M’CHEDALLAH - EPH Kaci Yahia

Le laboratoire inefficace

Le laboratoire des analyses médicales du pavillon des urgences de l’EPH de M'chedallah est à moitié paralysé par les pannes.

Une source proche de ce service fait part, que des appareils pour les analyses FNS et IONOGRAMME, sont à l'arrêt depuis 20 jours. Selon la même source, le réparateur conventionné avec l’hôpital n'arrive pas à trouver les pièces de rechange pour remplacer les défectueuses. Devant cette situation, les malades se voient orientés vers les laboratoires des polycliniques d'Ahnif et Ath Mansour pour ces indispensables analyses.
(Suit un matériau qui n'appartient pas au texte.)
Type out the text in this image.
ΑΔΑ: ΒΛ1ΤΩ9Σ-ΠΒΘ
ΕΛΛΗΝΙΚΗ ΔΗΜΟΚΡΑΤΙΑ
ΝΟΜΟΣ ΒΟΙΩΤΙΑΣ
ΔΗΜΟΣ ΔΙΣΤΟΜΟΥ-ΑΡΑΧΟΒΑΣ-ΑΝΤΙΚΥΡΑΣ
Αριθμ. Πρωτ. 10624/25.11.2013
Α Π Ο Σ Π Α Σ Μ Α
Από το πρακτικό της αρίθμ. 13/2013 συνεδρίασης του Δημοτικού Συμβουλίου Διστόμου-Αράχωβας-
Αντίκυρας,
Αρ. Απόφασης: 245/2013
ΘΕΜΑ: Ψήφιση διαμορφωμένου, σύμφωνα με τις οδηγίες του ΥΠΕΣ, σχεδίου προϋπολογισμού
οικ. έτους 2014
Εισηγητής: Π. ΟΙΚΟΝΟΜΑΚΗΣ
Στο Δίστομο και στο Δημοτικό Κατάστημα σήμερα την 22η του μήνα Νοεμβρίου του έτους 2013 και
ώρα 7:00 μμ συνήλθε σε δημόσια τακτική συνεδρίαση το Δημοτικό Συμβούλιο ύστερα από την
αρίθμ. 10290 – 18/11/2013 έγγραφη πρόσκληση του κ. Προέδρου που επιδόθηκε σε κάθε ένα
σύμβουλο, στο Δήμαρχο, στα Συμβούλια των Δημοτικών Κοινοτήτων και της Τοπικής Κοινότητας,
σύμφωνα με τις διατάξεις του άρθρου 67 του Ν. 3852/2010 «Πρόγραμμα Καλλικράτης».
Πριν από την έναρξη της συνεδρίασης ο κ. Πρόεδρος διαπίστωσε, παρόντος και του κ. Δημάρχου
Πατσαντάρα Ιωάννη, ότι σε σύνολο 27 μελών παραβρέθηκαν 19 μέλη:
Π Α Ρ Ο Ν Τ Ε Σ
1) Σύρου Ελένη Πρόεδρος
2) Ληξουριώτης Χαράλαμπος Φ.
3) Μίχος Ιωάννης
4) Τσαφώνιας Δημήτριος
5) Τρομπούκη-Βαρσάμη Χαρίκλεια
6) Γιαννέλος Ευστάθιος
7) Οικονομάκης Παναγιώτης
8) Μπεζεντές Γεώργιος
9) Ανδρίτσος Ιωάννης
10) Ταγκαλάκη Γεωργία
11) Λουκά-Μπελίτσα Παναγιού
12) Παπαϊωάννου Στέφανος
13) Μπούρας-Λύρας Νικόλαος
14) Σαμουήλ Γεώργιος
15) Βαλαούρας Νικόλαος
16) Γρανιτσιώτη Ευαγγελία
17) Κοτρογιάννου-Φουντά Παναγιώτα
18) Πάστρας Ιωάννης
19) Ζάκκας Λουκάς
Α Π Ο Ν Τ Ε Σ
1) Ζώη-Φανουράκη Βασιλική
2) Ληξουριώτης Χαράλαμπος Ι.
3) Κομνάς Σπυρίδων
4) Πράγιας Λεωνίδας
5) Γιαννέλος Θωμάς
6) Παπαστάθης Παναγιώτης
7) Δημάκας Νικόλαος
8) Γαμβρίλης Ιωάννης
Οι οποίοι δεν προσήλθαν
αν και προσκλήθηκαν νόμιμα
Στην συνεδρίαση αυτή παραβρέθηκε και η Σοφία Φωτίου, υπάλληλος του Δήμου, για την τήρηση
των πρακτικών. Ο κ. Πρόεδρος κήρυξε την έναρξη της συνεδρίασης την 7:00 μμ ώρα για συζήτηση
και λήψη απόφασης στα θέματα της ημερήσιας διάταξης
Seulement, ces structures de la santé publique sont surchargées et font face à un important flux de patients, au point de travailler sur rendez-vous, en plus d'un manque pénalisant de réactifs. Parfois, les malades s'adressent à un laboratoire privé de la région dont le barème des prestations de services donne des vertiges. Les malades reçus au niveau de ce pavillon des urgences dans un état grave doivent se débrouiller eux-mêmes pour compléter les analyses demandées par le médecin de garde. Ces analyses sont souvent confiées à des proches qui sont obligés de courir tous ces laboratoires pour avoir un bilan complet tandis que le malade, gardé en observation, souffre le martyre. C'est une aberration que de savoir que le patient, d’une circonscription médicale de l'EPH et l'EPSP qui s'étale sur pas moins de six (6) communes et dotée de pas moins de cinq (5) laboratoires, peine autant à obtenir un bilan complet. Des patients souffrent le martyre, à faire la tournée de ces labos pour se voir contraint de s'adresser au privé dont les honoraires sont exorbitants. Des praticiens exerçant au niveau de ces structures de la santé publique disent comprendre le désarroi des malades et de leurs proches à qui ils demandent un bilan complet, surtout les démunis, mais ils affirment que le problème les dépasse.